It has been over two months since I brought home forty pounds of cherries to make into wine. I washed, pitted and stemmed them all, mixed them with sugar and yeast (and a few other things) and set them in a fermenting bucket for a week. After that I strained the mix into my glass carboy where it continued to ferment for a month. Once the bubbling slowed way down, I mixed a little more sugar into the batch and then racked it into another carboy where it could finish fermenting over the next month. Finally the time had come to bottle the wine. The fermentation had been stopped for well over three weeks and the wine looked dark and clear in the carboy.
The final step was bottling the wine. The actual bottling isn't very hard - just siphon wine out of carboy and into bottles and cork and done. Its the work that takes place before this part that is most important. I make sure that every bottle is clean inside by washing them in hot soapy water and rinse them out well. Then I pour boiling water into each bottle to do a final sterilization before adding the wine.
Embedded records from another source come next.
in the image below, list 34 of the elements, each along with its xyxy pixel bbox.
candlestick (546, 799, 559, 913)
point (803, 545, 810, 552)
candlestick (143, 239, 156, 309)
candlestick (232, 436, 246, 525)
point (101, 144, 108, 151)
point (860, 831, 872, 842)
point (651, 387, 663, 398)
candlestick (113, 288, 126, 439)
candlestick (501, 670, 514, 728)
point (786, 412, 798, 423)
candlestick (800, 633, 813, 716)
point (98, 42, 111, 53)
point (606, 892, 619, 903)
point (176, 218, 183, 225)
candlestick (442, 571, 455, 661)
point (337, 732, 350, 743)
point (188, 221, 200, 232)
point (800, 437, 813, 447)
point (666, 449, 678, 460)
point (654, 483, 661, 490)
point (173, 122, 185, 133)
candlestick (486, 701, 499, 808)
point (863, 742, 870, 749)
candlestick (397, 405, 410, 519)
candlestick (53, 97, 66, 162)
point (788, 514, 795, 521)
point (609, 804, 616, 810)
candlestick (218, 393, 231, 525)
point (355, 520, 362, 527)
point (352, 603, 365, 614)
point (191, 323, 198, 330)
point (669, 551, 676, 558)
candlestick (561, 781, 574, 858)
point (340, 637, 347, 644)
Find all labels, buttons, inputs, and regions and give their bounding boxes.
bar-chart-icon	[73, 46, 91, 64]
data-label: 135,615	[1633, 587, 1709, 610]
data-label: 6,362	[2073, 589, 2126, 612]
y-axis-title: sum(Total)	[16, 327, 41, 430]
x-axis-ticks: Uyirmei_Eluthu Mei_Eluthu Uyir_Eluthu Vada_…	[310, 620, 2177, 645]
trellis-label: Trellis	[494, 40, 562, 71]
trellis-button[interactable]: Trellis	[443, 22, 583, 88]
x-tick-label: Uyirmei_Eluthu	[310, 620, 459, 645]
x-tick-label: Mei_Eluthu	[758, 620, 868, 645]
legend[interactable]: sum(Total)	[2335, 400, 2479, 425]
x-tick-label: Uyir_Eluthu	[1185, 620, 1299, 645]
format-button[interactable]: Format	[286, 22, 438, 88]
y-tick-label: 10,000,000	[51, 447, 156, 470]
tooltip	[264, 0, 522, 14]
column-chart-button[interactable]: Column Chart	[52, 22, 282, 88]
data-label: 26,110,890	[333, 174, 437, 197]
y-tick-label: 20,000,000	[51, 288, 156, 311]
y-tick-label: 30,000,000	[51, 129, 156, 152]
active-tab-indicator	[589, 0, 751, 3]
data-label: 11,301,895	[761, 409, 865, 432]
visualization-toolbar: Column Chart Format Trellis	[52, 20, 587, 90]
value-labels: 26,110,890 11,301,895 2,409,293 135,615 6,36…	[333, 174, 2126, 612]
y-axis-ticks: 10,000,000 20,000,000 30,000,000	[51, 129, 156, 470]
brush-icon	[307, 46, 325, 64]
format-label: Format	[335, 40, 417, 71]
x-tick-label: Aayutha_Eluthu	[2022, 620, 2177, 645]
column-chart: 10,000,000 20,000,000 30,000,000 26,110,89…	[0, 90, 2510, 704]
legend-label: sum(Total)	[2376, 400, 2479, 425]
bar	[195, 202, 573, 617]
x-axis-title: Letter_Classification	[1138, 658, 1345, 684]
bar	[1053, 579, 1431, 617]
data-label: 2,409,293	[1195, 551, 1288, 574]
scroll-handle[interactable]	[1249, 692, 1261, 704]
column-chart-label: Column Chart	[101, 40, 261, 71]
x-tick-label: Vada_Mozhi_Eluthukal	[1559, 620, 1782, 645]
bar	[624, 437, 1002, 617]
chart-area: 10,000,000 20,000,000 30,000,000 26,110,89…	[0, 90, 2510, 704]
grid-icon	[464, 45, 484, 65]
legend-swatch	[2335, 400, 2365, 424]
This wine is a beautiful ruby color and is very fragrant and sweet. It already has good flavor and that should only improve with time.
In total I ended up with twenty-nine full bottles of sweet cherry wine. Twelve of them will be going to pay back the two investors that gave me money up front to pay for the cherries. The rest will be stored in a cool dark place where they can continue to age until I get around to sharing them with friends. In all the cost of the wine was around $115 for the cherries and sugar which comes out to just under $4 a bottle.....not necessarily cheaper than the cheapest wine you can buy, but infinitely better. Cheers!